Hall, 91, of Overland Park, and Crawford, 83, of Leawood, rebuilt the engine in Crawford’s coupe and often drove to events together. In 1991, they took two ’41 Fords on a 6,000-mile trip to Whistler, British Columbia, and back. “We built cars to drive well,” Hall said, “and we didn’t worry about wear and tear.” They carried spares and made repairs when needed.
In the mid 1980s, Hall convinced Crawford that they should tackle a full restoration. They bought a disassembled ’47 Mercury convertible. They began the painstaking process of restoring the car to a “professional level” by stripping every nut and bolt, overhauling the engine and having it painted. In 1993, the finished car won a Senior Award in an Antique Automobile Club of America competition, which is quite an accomplishment.
About 1997, Hall and Crawford began a total, frame-off restoration of Hall’s ’39 convertible sedan. While the body was being painted by the Lindan body shop in Merriam, the pair concentrated on the frame and mechanical components. Then they began the process of refitting the body to the frame. The body was “like a wet noodle,” Crawford said, requiring lots of shimming to get the doors to fit just right. “It was a real chore,” he said, smiling with satisfaction. The interior was completed by R & R Automotive and Body in Merriam.

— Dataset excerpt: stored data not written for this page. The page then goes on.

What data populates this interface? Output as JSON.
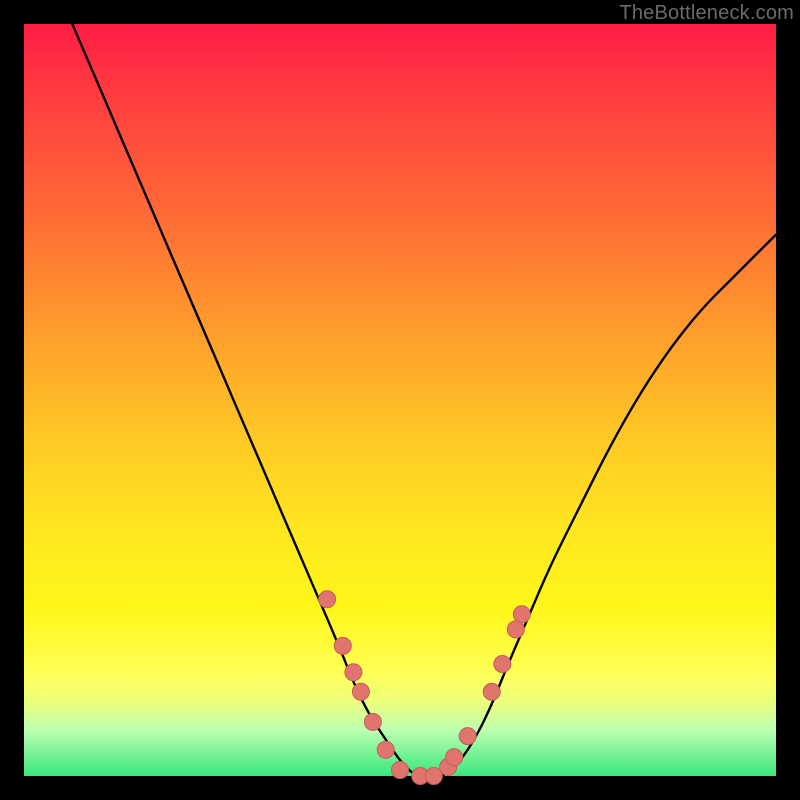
{
  "watermark": "TheBottleneck.com",
  "colors": {
    "frame": "#000000",
    "curve": "#000000",
    "dot_fill": "#e2746e",
    "dot_stroke": "#c25f5a"
  },
  "chart_data": {
    "type": "line",
    "title": "",
    "xlabel": "",
    "ylabel": "",
    "xlim": [
      0,
      100
    ],
    "ylim": [
      0,
      100
    ],
    "series": [
      {
        "name": "bottleneck-curve",
        "x": [
          0,
          3,
          6,
          9,
          12,
          15,
          18,
          21,
          24,
          27,
          30,
          33,
          36,
          39,
          42,
          44,
          46,
          48,
          50,
          52,
          54,
          56,
          58,
          60,
          62,
          64,
          67,
          70,
          74,
          78,
          82,
          86,
          90,
          94,
          98,
          100
        ],
        "y": [
          115,
          108,
          101,
          94,
          87,
          80,
          73,
          66,
          59,
          52,
          45,
          38,
          31,
          24,
          17,
          12,
          8,
          5,
          2,
          0,
          0,
          0,
          2,
          5,
          9,
          14,
          21,
          28,
          36,
          44,
          51,
          57,
          62,
          66,
          70,
          72
        ]
      }
    ],
    "dots": {
      "name": "highlight-dots",
      "x": [
        40.3,
        42.4,
        43.8,
        44.8,
        46.4,
        48.1,
        50.0,
        52.7,
        54.5,
        56.4,
        57.2,
        59.0,
        62.2,
        63.6,
        65.4,
        66.2
      ],
      "y": [
        23.5,
        17.3,
        13.8,
        11.2,
        7.2,
        3.5,
        0.8,
        0.0,
        0.0,
        1.2,
        2.5,
        5.3,
        11.2,
        14.9,
        19.5,
        21.5
      ]
    }
  }
}
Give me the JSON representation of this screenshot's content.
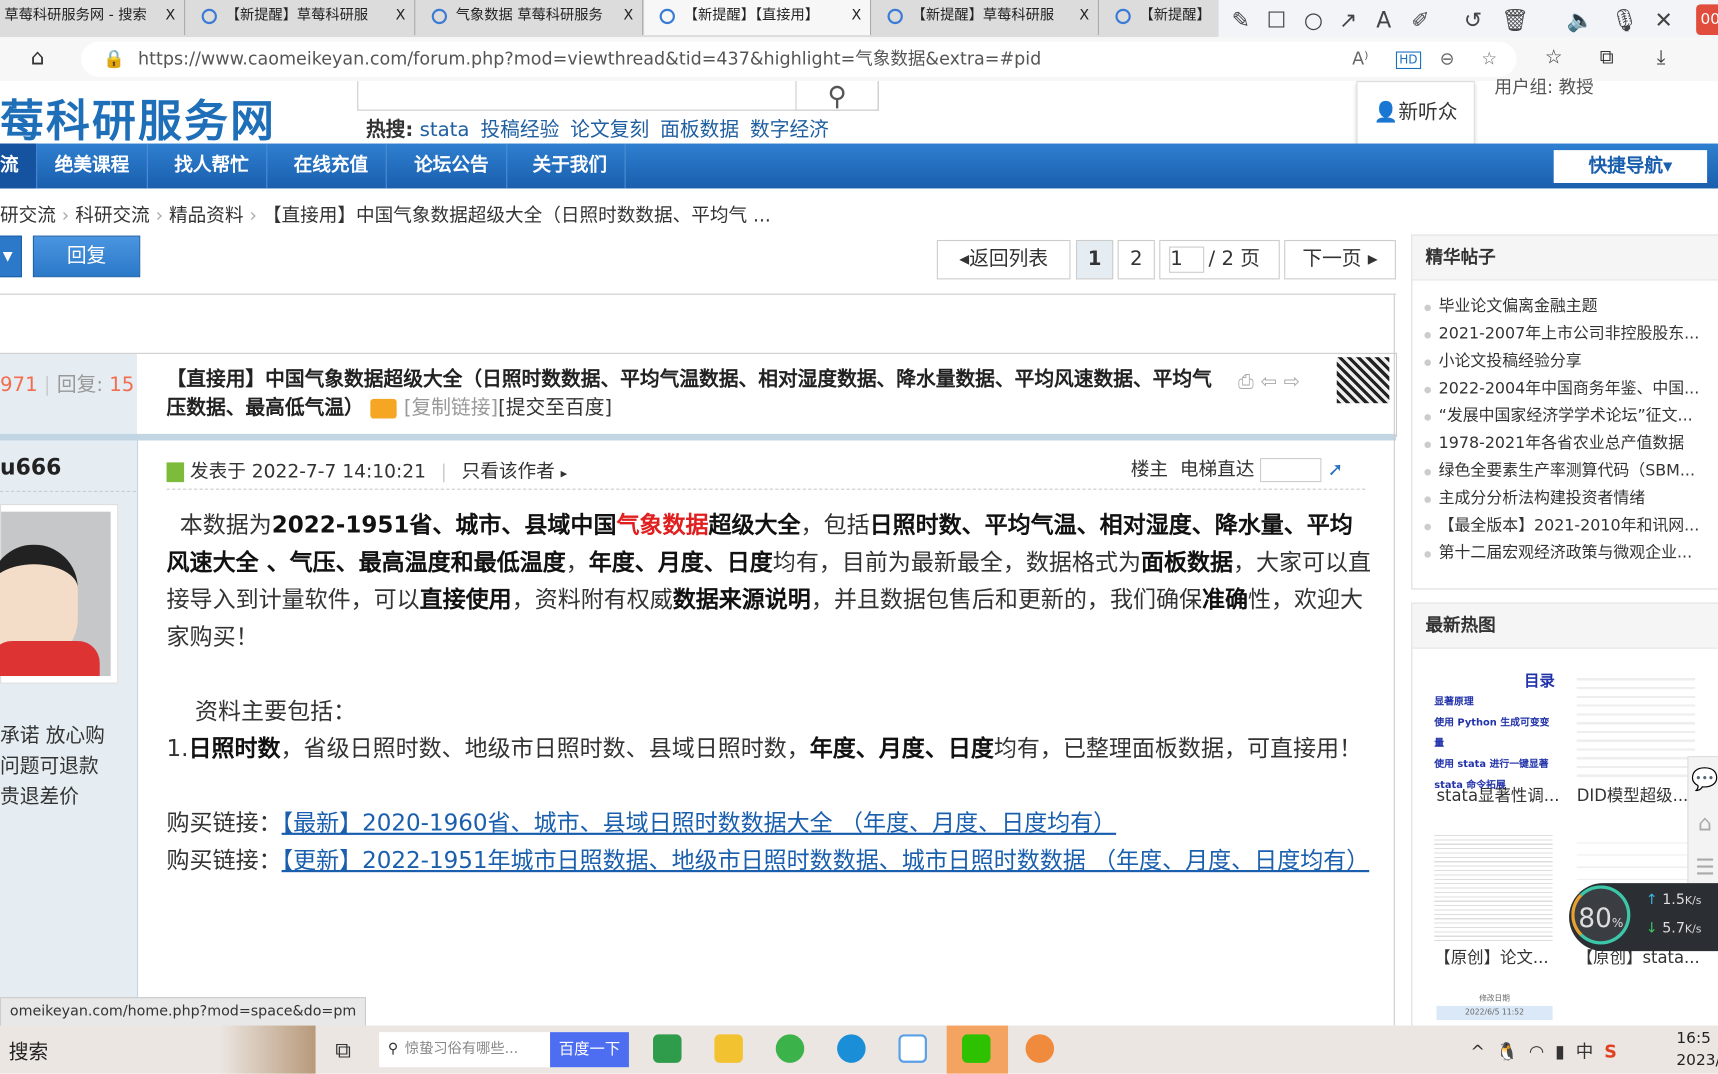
{
  "browser": {
    "tabs": [
      {
        "title": "草莓科研服务网 - 搜索",
        "active": false
      },
      {
        "title": "【新提醒】草莓科研服",
        "active": false
      },
      {
        "title": "气象数据 草莓科研服务",
        "active": false
      },
      {
        "title": "【新提醒】【直接用】",
        "active": true
      },
      {
        "title": "【新提醒】草莓科研服",
        "active": false
      },
      {
        "title": "【新提醒】",
        "active": false
      }
    ],
    "close_glyph": "X",
    "url": "https://www.caomeikeyan.com/forum.php?mod=viewthread&tid=437&highlight=气象数据&extra=#pid",
    "status_url": "omeikeyan.com/home.php?mod=space&do=pm"
  },
  "annotation_toolbar": {
    "icons": [
      "pencil-icon",
      "rectangle-icon",
      "circle-icon",
      "arrow-icon",
      "text-icon",
      "highlighter-icon",
      "undo-icon",
      "delete-icon",
      "speaker-icon",
      "microphone-icon",
      "close-icon"
    ],
    "badge": "00"
  },
  "header": {
    "logo": "莓科研服务网",
    "hot_label": "热搜:",
    "hot": [
      "stata",
      "投稿经验",
      "论文复刻",
      "面板数据",
      "数字经济"
    ],
    "user_dropdown": "新听众",
    "user_group_partial": "用户组: 教授"
  },
  "nav": {
    "items": [
      "流",
      "绝美课程",
      "找人帮忙",
      "在线充值",
      "论坛公告",
      "关于我们"
    ],
    "quick": "快捷导航"
  },
  "breadcrumb": [
    "研交流",
    "科研交流",
    "精品资料",
    "【直接用】中国气象数据超级大全（日照时数数据、平均气 ..."
  ],
  "toolbar": {
    "reply": "回复",
    "back": "返回列表",
    "pages": [
      "1",
      "2"
    ],
    "page_input": "1",
    "page_total": "/ 2 页",
    "next": "下一页"
  },
  "thread": {
    "views_partial": "971",
    "replies_label": "回复:",
    "replies": "15",
    "title": "【直接用】中国气象数据超级大全（日照时数数据、平均气温数据、相对湿度数据、降水量数据、平均风速数据、平均气压数据、最高低气温）",
    "copy_link": "[复制链接]",
    "submit_baidu": "[提交至百度]",
    "author_partial": "u666",
    "posted": "发表于 2022-7-7 14:10:21",
    "only_author": "只看该作者",
    "floor": "楼主",
    "elevator": "电梯直达",
    "promises": [
      "承诺 放心购",
      "问题可退款",
      "贵退差价"
    ]
  },
  "post": {
    "p1": [
      "本数据为",
      "2022-1951省、城市、县域中国",
      "气象数据",
      "超级大全",
      "，包括",
      "日照时数、平均气温、相对湿度、降水量、平均风速大全 、气压、最高温度和最低温度",
      "，",
      "年度、月度、日度",
      "均有，目前为最新最全，数据格式为",
      "面板数据",
      "，大家可以直接导入到计量软件，可以",
      "直接使用",
      "，资料附有权威",
      "数据来源说明",
      "，并且数据包售后和更新的，我们确保",
      "准确",
      "性，欢迎大家购买！"
    ],
    "intro": "资料主要包括：",
    "item1": [
      "1.",
      "日照时数",
      "，省级日照时数、地级市日照时数、县域日照时数，",
      "年度、月度、日度",
      "均有，已整理面板数据，可直接用！"
    ],
    "buy_label": "购买链接：",
    "links": [
      "【最新】2020-1960省、城市、县域日照时数数据大全 （年度、月度、日度均有）",
      "【更新】2022-1951年城市日照数据、地级市日照时数数据、城市日照时数数据 （年度、月度、日度均有）"
    ]
  },
  "sidebar": {
    "featured_title": "精华帖子",
    "featured": [
      "毕业论文偏离金融主题",
      "2021-2007年上市公司非控股股东...",
      "小论文投稿经验分享",
      "2022-2004年中国商务年鉴、中国...",
      "“发展中国家经济学学术论坛”征文...",
      "1978-2021年各省农业总产值数据",
      "绿色全要素生产率测算代码（SBM...",
      "主成分分析法构建投资者情绪",
      "【最全版本】2021-2010年和讯网...",
      "第十二届宏观经济政策与微观企业..."
    ],
    "hot_title": "最新热图",
    "hot_images": [
      "stata显著性调...",
      "DID模型超级...",
      "【原创】论文...",
      "【原创】stata..."
    ],
    "thumb1_lines": [
      "目录",
      "显著原理",
      "使用 Python 生成可变变量",
      "使用 stata 进行一键显著",
      "stata 命令拓展"
    ],
    "thumb5_lines": [
      "修改日期",
      "2022/6/5 11:52"
    ]
  },
  "net_widget": {
    "percent": "80",
    "unit": "%",
    "up": "1.5",
    "down": "5.7",
    "rate_unit": "K/s"
  },
  "taskbar": {
    "search": "搜索",
    "search_box_placeholder": "惊蛰习俗有哪些...",
    "baidu_button": "百度一下",
    "time": "16:5",
    "date": "2023/"
  }
}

The finished car is spectacular. The fit and finish is flawless. Details, such as the warm-air heater that directs engine heat to the cabin, show the lengths to which Crawford and Hall went in their attempt to finish the car in “near factory” condition. What’s more remarkable than the car, however, is the dedication and friendship these two have shared for more than 40 years.